Sadly, we watched as one after another of the cluster of shanties tipped and fell into open water that soon appeared as the ice gradually gave way. Not wanting to see our beloved casket box [his dad worked as a wooden casket maker] meet a similar fate, we turned and walked on home.

Next day, I just had to get back there to see if anything could be seen of our little fishing structure. I was shocked and delighted to find it still sitting jauntily on the ice that was, once again, firmly joined together by an unusually low temperature during the night.

When Dad got home from work, the two of us walked out to get our shanty. We found we had, unknowingly, put it on one of the thickest pieces of drift ice in the bay and that is what saved it.

Dad, however, had other ideas to explain the salvation of our beloved fish shanty. ‘See what happens when you go to church on Sundays’? he commented.

boy-bike-buster-charles-1995Taken from a new book I found (at a thrift store) and am reading about a boy growing up in Traverse City, Michigan in the 1930s.
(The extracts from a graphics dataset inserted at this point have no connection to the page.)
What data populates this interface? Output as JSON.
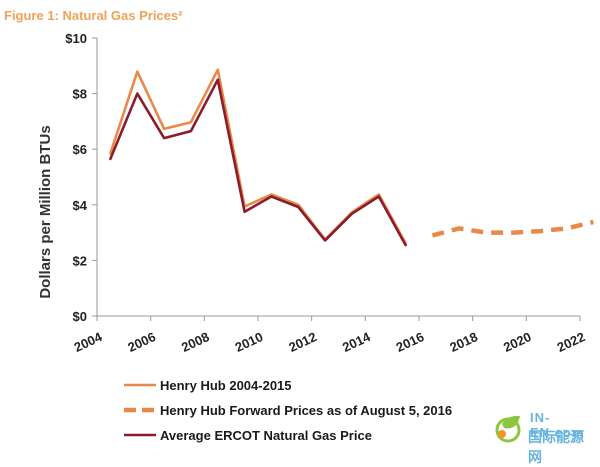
{
  "chart_data": {
    "type": "line",
    "title": "Figure 1: Natural Gas Prices²",
    "xlabel": "",
    "ylabel": "Dollars per Million BTUs",
    "xlim": [
      2004,
      2022
    ],
    "ylim": [
      0,
      10
    ],
    "x_ticks": [
      2004,
      2006,
      2008,
      2010,
      2012,
      2014,
      2016,
      2018,
      2020,
      2022
    ],
    "y_ticks": [
      0,
      2,
      4,
      6,
      8,
      10
    ],
    "y_tick_labels": [
      "$0",
      "$2",
      "$4",
      "$6",
      "$8",
      "$10"
    ],
    "grid": false,
    "legend_position": "bottom",
    "series": [
      {
        "name": "Henry Hub 2004-2015",
        "color": "#e8894a",
        "style": "solid",
        "x": [
          2004.5,
          2005.5,
          2006.5,
          2007.5,
          2008.5,
          2009.5,
          2010.5,
          2011.5,
          2012.5,
          2013.5,
          2014.5,
          2015.5
        ],
        "y": [
          5.85,
          8.79,
          6.73,
          6.97,
          8.86,
          3.94,
          4.37,
          4.0,
          2.75,
          3.73,
          4.37,
          2.62
        ]
      },
      {
        "name": "Henry Hub Forward Prices as of August 5, 2016",
        "color": "#e8894a",
        "style": "dashed",
        "x": [
          2016.5,
          2017.5,
          2018.5,
          2019.5,
          2020.5,
          2021.5,
          2022.5
        ],
        "y": [
          2.9,
          3.15,
          3.0,
          3.0,
          3.05,
          3.15,
          3.38
        ]
      },
      {
        "name": "Average ERCOT Natural Gas Price",
        "color": "#8b1c2b",
        "style": "solid",
        "x": [
          2004.5,
          2005.5,
          2006.5,
          2007.5,
          2008.5,
          2009.5,
          2010.5,
          2011.5,
          2012.5,
          2013.5,
          2014.5,
          2015.5
        ],
        "y": [
          5.65,
          8.0,
          6.4,
          6.65,
          8.5,
          3.75,
          4.3,
          3.92,
          2.72,
          3.68,
          4.3,
          2.55
        ]
      }
    ]
  },
  "watermark": {
    "en": "IN-EN.com",
    "cn": "国际能源网"
  }
}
That lad is Gordon Charles, longtime outdoor editor of the Traverse City Record-Eagle and winner of over twenty writing awards. The book is titled A Boy, a Bike, and Buster: (his dog) Fishing and Hunting in Michigan’s Good Old Days and was published in 1995 by Traverse Outdoor Press. It’s a nice, easy read with lost of fishing and hinting tales – a good end-of-the-day read. I found this section of chapter 2 interesting, also reflecting the age in which he lived, when Sunday keeping was the norm, no matter what one’s church affiliation was.